N-Heterocyclic Carbenes in Transition Metal Catalysis and Organocatalysis features all catalytic reactions enabled by N-heterocyclic carbenes (NHCs), either directly as organocatalysts or as ligands for transition metal catalysts. An explosion in the use of NHCs has been reported in the literature during the past seven years making this comprehensive overview highly apropos. The book begins with an introductory overview of NHCs which could have been subtitled all you need to know about NHCs. The main body of the book is dedicated to applications of NHCs in catalysis. In addition to the success stories of NHCs in metathesis, NHCs in cross coupling and more recently NHCs in organocatalysis, all other less publicized areas are also covered.

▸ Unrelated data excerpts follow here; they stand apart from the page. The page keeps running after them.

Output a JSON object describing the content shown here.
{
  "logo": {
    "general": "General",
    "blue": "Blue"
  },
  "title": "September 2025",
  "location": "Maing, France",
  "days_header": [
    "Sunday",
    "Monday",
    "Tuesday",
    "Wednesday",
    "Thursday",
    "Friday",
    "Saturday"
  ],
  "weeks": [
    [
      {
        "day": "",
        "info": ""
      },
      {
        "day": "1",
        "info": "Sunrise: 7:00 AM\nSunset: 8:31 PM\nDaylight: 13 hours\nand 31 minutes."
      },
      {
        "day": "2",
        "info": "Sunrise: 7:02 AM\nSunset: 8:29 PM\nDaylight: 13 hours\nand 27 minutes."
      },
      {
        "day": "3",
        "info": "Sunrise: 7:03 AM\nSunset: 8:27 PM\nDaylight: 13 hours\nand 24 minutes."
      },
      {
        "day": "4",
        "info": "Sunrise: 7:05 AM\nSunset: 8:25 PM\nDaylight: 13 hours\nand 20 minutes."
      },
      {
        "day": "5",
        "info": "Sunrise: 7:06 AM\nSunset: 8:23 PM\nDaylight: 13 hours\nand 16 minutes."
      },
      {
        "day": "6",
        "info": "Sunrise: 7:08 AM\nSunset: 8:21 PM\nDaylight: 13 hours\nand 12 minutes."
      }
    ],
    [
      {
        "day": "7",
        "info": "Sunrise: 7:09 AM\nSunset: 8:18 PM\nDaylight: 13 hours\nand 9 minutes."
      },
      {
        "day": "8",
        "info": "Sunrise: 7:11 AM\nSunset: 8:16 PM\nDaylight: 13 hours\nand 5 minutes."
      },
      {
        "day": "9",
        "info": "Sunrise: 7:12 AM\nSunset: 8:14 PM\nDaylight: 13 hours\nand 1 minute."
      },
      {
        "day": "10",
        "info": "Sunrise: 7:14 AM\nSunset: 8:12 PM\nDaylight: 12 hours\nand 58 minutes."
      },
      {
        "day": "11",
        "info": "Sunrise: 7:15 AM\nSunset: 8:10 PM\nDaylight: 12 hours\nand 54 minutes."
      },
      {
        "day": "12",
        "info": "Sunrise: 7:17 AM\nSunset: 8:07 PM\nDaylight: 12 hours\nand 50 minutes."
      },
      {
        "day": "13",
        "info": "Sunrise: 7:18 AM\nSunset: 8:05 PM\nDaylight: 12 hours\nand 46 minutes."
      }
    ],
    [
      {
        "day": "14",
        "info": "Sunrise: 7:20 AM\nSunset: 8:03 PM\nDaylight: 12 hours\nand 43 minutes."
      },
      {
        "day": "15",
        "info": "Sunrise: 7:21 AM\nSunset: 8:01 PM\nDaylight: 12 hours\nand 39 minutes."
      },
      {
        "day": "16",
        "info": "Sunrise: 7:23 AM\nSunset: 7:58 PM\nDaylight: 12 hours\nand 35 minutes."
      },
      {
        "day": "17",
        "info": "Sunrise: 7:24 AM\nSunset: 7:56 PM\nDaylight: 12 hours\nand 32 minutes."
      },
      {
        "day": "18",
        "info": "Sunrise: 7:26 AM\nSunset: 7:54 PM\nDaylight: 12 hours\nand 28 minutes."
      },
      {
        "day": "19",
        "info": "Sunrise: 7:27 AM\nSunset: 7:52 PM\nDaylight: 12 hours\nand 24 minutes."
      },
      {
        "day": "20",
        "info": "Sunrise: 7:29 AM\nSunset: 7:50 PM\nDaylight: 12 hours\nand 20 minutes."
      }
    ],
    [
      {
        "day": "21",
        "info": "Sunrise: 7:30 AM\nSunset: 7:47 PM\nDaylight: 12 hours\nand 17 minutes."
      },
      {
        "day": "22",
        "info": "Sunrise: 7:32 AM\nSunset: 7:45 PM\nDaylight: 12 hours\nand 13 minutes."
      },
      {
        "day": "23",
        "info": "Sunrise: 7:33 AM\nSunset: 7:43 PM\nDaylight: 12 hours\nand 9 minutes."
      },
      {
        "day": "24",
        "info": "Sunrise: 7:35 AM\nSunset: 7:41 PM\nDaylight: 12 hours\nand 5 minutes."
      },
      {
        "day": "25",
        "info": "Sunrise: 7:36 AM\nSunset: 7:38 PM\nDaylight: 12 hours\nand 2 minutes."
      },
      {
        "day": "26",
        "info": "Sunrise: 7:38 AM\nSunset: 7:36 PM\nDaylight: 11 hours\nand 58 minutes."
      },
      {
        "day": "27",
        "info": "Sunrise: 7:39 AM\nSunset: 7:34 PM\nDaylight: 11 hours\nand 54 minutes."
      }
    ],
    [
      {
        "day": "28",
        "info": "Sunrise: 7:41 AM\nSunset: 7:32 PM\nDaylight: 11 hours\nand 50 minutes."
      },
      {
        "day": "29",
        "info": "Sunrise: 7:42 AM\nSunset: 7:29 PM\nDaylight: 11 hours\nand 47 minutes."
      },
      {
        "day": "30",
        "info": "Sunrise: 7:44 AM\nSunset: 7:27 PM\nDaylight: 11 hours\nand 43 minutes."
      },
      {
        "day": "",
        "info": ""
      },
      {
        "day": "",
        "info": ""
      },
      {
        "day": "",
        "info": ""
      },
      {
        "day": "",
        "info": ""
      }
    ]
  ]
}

As the success of NHCs is generally attributed to their potential to stabilize metal centres, the inclusion of a chapter on the decomposition of NHC catalysts is pertinent. The book closes with a chapter describing the applications of NHCs in industrial processes, which is the first coverage of its kind, and brings a unique industrial context to this book. Included in this book: Historical aspects of NHCs Synthetic pathways to NHC precursors, free NHCs and complexes Methods of characterisation of NHCs and related complexes Electronic properties of NHCs Steric properties of NHCs and models for their description NHCs for metathesis and cross-coupling reactions NHCs as organocatalysts NHC Transition-Metal mediated oxidations, additions to multiple bonds, polymerisation and oligomerisation, cyclisations, direct arylations, reactions involving CO, C-F and C-H bond activation, ... Decomposition of NHC-containing catalysts Industrial applications involving NHC-containing catalysts N-Heterocyclic Carbenes in Transition Metal Catalysis and Organocatalysis provides a fresh view of NHCs since most contributors are young emerging researchers in the field of homogeneous catalysis using NHCs. This group of contributors is complemented by highly established academic researchers and an industrialist. This book is comprehensive, from the basic features of NHCs to the latest advances, hence it is suitable for both the novice and the expert.